This fourth stage in our genealogical reconstruction of the notion of experience, which is now reduced to psychic or mental states of mind, has important consequences, to which Gadamer has drawn our attention in the first part of Truth and Method.
23 Experimental or descriptive psychology, dealing with mental states, seems now to have become the queen of all sciences. Of course William James’ study on the varieties of religious experience belongs to the same stage. At one moment, even the logicians were caught in the trap of "psychologism," despite Frege’s and Husserl’s warnings.Even outside the context of science proper, we like to appeal to the "lively experience" of people, more than once in polemic contrast with the presumed sterility of reason, especially if we want to defend religious experience or "mysticism" as the "oceanic feeling" (Romain Rolland). The German word erlebnis, or the French word vécu allude,of course, to the phenomenon of "life." No wonder that this notion of lived experience played a capital role in the development of life-philosophies at the beginning of the 20th century.

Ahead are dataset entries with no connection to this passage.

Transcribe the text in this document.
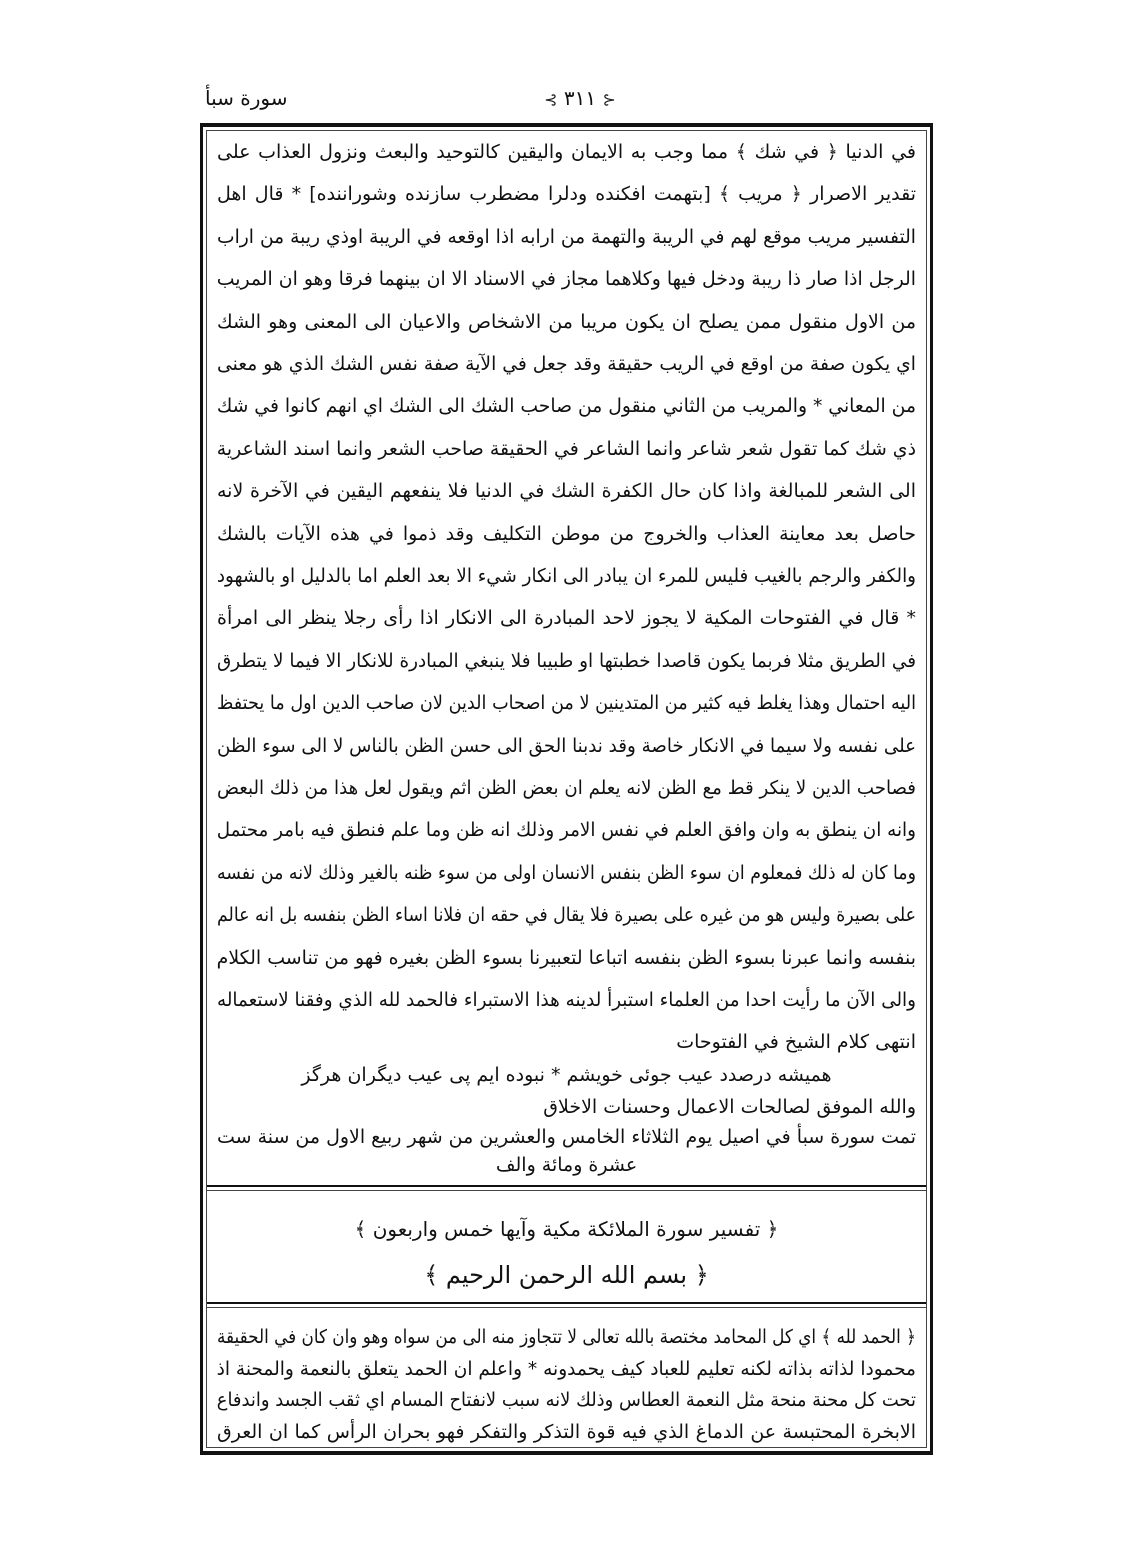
سورة سبأ	⊰ ٣١١ ⊱
في الدنيا ﴿ في شك ﴾ مما وجب به الايمان واليقين كالتوحيد والبعث ونزول العذاب على
تقدير الاصرار ﴿ مريب ﴾ [بتهمت افكنده ودلرا مضطرب سازنده وشوراننده] * قال اهل
التفسير مريب موقع لهم في الريبة والتهمة من ارابه اذا اوقعه في الريبة اوذي ريبة من اراب
الرجل اذا صار ذا ريبة ودخل فيها وكلاهما مجاز في الاسناد الا ان بينهما فرقا وهو ان المريب
من الاول منقول ممن يصلح ان يكون مريبا من الاشخاص والاعيان الى المعنى وهو الشك
اي يكون صفة من اوقع في الريب حقيقة وقد جعل في الآية صفة نفس الشك الذي هو معنى
من المعاني * والمريب من الثاني منقول من صاحب الشك الى الشك اي انهم كانوا في شك
ذي شك كما تقول شعر شاعر وانما الشاعر في الحقيقة صاحب الشعر وانما اسند الشاعرية
الى الشعر للمبالغة واذا كان حال الكفرة الشك في الدنيا فلا ينفعهم اليقين في الآخرة لانه
حاصل بعد معاينة العذاب والخروج من موطن التكليف وقد ذموا في هذه الآيات بالشك
والكفر والرجم بالغيب فليس للمرء ان يبادر الى انكار شيء الا بعد العلم اما بالدليل او بالشهود
* قال في الفتوحات المكية لا يجوز لاحد المبادرة الى الانكار اذا رأى رجلا ينظر الى امرأة
في الطريق مثلا فربما يكون قاصدا خطبتها او طبيبا فلا ينبغي المبادرة للانكار الا فيما لا يتطرق
اليه احتمال وهذا يغلط فيه كثير من المتدينين لا من اصحاب الدين لان صاحب الدين اول ما يحتفظ
على نفسه ولا سيما في الانكار خاصة وقد ندبنا الحق الى حسن الظن بالناس لا الى سوء الظن
فصاحب الدين لا ينكر قط مع الظن لانه يعلم ان بعض الظن اثم ويقول لعل هذا من ذلك البعض
وانه ان ينطق به وان وافق العلم في نفس الامر وذلك انه ظن وما علم فنطق فيه بامر محتمل
وما كان له ذلك فمعلوم ان سوء الظن بنفس الانسان اولى من سوء ظنه بالغير وذلك لانه من نفسه
على بصيرة وليس هو من غيره على بصيرة فلا يقال في حقه ان فلانا اساء الظن بنفسه بل انه عالم
بنفسه وانما عبرنا بسوء الظن بنفسه اتباعا لتعبيرنا بسوء الظن بغيره فهو من تناسب الكلام
والى الآن ما رأيت احدا من العلماء استبرأ لدينه هذا الاستبراء فالحمد لله الذي وفقنا لاستعماله
انتهى كلام الشيخ في الفتوحات
همیشه درصدد عیب جوئی خویشم * نبوده ایم پی عیب دیگران هرگز
والله الموفق لصالحات الاعمال وحسنات الاخلاق
تمت سورة سبأ في اصيل يوم الثلاثاء الخامس والعشرين من شهر ربيع الاول من سنة ست
عشرة ومائة والف
﴿ تفسير سورة الملائكة مكية وآيها خمس واربعون ﴾
﴿ بسم الله الرحمن الرحيم ﴾
﴿ الحمد لله ﴾ اي كل المحامد مختصة بالله تعالى لا تتجاوز منه الى من سواه وهو وان كان في الحقيقة
محمودا لذاته بذاته لكنه تعليم للعباد كيف يحمدونه * واعلم ان الحمد يتعلق بالنعمة والمحنة اذ
تحت كل محنة منحة مثل النعمة العطاس وذلك لانه سبب لانفتاح المسام اي ثقب الجسد واندفاع
الابخرة المحتبسة عن الدماغ الذي فيه قوة التذكر والتفكر فهو بحران الرأس كما ان العرق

Today, we need a critical reflection upon the mystifying effects of this all too vague notion. Heidegger was one of the first philosophers to denounce what he called Erlebnistrunken-boldigkeit, literally "the drunkeness of lived experiences" of his time. In the passage of the Beiträge zur Philosophie, which I have quoted above, he suggests that this is the ultimate stage in the history of the degeneration of truth, a stage that he assimilates to the abandonment by Being (Seinsverlassenheit).
Under this respect, his most remarkable thesis is that there exists a paradoxical link between the rise of universal fabrication and manipulation, which he calls Machenschaft, and the rise of a pseudo-interiority, which needs ever more strong and exciting feelings, in order to ascertain that one is still alive. "Now that the beings have been abandoned by Being itself, anything serves as a pretext to the shallowest ‘sentimentality.’ " It is only now that everything must be an object of a "lived experience" and that all undertakings and manifestations are dripping with "lived experiences." It is this frantic quest of lived experiences that shows that in the present times the human being has lost his Being and that he has become the prey of his chase after lived experiences.
245. "The lived experiences need no longer the substrata of an ego. The self is the last fiction we must get rid of. Thus the road will be free to a new concept of experience: pure ‘vibration.’"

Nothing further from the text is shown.